Files
hakmem/core/hakmem_ace_ucb1.c

125 lines
3.5 KiB
C
Raw Normal View History

/* hakmem_ace_ucb1.c - UCB1 Multi-Armed Bandit Implementation */
#include "hakmem_ace_ucb1.h"
#include <stdio.h>
#include <string.h>
#include <math.h>
/* ========== 初期化 ========== */
void hkm_ucb1_init(struct hkm_ucb1_bandit *bandit,
const uint32_t *candidates,
uint32_t n_candidates,
double exploration_bonus) {
memset(bandit, 0, sizeof(*bandit));
if (n_candidates > UCB1_MAX_ARMS) {
n_candidates = UCB1_MAX_ARMS;
}
bandit->n_arms = n_candidates;
bandit->total_pulls = 0;
bandit->exploration_bonus = exploration_bonus;
for (uint32_t i = 0; i < n_candidates; i++) {
bandit->arms[i].value = candidates[i];
bandit->arms[i].avg_reward = 0.0;
bandit->arms[i].n_pulls = 0;
}
}
/* ========== UCB値計算 ========== */
static inline double compute_ucb_value(const struct hkm_ucb1_bandit *bandit, int arm_idx) {
const struct hkm_ucb1_arm *arm = &bandit->arms[arm_idx];
/* 初回選択時は無限大(探索優先) */
if (arm->n_pulls == 0) {
return INFINITY;
}
/* UCB = avg_reward + c * sqrt(log(total) / n) */
double exploitation = arm->avg_reward;
double exploration = bandit->exploration_bonus *
sqrt(log((double)bandit->total_pulls) / (double)arm->n_pulls);
return exploitation + exploration;
}
/* ========== アーム選択 ========== */
int hkm_ucb1_select(struct hkm_ucb1_bandit *bandit) {
if (bandit->n_arms == 0) {
return -1;
}
/* 各アームのUCB値を計算し、最大のものを選ぶ */
int best_arm = 0;
double best_ucb = compute_ucb_value(bandit, 0);
for (uint32_t i = 1; i < bandit->n_arms; i++) {
double ucb = compute_ucb_value(bandit, i);
if (ucb > best_ucb) {
best_ucb = ucb;
best_arm = (int)i;
}
}
return best_arm;
}
/* ========== 報酬更新 ========== */
void hkm_ucb1_update(struct hkm_ucb1_bandit *bandit,
int arm_idx,
double reward) {
if (arm_idx < 0 || arm_idx >= (int)bandit->n_arms) {
return;
}
struct hkm_ucb1_arm *arm = &bandit->arms[arm_idx];
/* Running average:
* new_avg = (old_avg * n + reward) / (n + 1)

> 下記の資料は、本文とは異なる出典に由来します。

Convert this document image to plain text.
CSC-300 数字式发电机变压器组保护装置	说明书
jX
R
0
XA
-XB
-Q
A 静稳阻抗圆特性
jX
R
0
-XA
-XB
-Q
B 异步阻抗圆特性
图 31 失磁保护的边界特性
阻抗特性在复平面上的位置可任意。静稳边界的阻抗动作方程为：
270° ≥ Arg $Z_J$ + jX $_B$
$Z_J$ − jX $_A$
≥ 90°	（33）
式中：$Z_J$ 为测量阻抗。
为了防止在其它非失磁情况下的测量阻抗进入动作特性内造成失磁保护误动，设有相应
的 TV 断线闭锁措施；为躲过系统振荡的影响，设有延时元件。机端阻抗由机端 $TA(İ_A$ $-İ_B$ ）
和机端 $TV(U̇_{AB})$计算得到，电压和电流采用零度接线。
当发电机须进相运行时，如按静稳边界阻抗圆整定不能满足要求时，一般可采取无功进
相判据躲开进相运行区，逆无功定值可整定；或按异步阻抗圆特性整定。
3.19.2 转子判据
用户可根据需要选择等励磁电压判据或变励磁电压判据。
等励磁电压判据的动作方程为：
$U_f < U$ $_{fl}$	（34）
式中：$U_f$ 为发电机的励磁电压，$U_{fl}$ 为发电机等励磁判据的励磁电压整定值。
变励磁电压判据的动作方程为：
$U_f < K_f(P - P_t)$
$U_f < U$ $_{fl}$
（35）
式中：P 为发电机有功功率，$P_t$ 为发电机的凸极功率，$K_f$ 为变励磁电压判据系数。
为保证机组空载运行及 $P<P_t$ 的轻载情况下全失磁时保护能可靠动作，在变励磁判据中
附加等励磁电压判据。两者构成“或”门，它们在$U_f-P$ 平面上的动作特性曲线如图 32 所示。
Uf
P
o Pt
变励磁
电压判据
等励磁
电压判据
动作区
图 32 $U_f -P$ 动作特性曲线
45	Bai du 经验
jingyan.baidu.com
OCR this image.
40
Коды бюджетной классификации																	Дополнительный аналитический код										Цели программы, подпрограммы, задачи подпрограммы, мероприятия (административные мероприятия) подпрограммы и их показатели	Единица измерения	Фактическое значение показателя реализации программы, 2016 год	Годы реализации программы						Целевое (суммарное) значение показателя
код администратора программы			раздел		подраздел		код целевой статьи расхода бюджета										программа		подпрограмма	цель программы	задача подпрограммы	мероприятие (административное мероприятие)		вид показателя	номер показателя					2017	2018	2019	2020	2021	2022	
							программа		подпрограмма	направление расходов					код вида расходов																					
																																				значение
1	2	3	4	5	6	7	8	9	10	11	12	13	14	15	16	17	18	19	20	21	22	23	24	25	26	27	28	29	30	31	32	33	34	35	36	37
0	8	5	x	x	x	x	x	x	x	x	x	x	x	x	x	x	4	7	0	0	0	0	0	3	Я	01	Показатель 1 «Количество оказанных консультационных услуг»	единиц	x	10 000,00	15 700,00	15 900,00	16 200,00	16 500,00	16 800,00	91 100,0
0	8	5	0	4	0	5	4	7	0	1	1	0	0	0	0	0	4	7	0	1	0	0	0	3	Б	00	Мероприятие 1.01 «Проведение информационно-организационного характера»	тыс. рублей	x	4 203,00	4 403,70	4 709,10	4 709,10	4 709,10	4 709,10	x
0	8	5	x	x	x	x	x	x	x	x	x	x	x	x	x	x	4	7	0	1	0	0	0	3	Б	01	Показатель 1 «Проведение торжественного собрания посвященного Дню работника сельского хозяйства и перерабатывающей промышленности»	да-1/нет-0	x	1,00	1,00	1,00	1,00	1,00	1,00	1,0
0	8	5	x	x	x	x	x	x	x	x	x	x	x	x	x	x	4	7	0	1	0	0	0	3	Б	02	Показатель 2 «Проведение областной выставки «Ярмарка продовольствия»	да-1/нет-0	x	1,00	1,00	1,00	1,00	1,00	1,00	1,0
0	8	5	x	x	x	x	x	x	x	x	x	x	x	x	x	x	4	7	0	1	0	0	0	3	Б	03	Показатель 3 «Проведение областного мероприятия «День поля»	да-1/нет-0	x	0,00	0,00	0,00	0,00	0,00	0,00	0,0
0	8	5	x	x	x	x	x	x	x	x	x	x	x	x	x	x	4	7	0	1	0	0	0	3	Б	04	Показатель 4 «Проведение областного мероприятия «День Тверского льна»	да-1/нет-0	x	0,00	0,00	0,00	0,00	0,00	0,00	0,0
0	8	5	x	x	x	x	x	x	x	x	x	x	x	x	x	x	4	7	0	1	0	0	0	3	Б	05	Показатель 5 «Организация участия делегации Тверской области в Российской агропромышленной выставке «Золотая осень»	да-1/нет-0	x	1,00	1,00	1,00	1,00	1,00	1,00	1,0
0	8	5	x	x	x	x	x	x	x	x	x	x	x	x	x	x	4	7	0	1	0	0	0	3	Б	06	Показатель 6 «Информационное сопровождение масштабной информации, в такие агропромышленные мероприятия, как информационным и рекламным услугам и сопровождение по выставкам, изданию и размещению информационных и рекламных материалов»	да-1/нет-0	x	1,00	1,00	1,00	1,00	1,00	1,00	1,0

* = old_avg + (reward - old_avg) / (n + 1)
*/
double n = (double)arm->n_pulls;
arm->avg_reward = (arm->avg_reward * n + reward) / (n + 1.0);
arm->n_pulls++;
bandit->total_pulls++;
}
/* ========== 最良アーム取得 ========== */
int hkm_ucb1_best_arm(const struct hkm_ucb1_bandit *bandit) {
if (bandit->n_arms == 0) {
return -1;
}
/* 最高平均報酬のアームを返す */
int best = 0;
double best_avg = bandit->arms[0].avg_reward;
for (uint32_t i = 1; i < bandit->n_arms; i++) {
if (bandit->arms[i].avg_reward > best_avg) {
best_avg = bandit->arms[i].avg_reward;
best = (int)i;
}
}
return best;
}
/* ========== デバッグ出力 ========== */
void hkm_ucb1_print(const struct hkm_ucb1_bandit *bandit, const char *name) {
fprintf(stderr, "[UCB1 %s] total_pulls=%u, c=%.3f\n",
name, bandit->total_pulls, bandit->exploration_bonus);
for (uint32_t i = 0; i < bandit->n_arms; i++) {
const struct hkm_ucb1_arm *arm = &bandit->arms[i];
fprintf(stderr, " arm[%u] value=%u avg_reward=%.4f n_pulls=%u\n",
i, arm->value, arm->avg_reward, arm->n_pulls);
}
}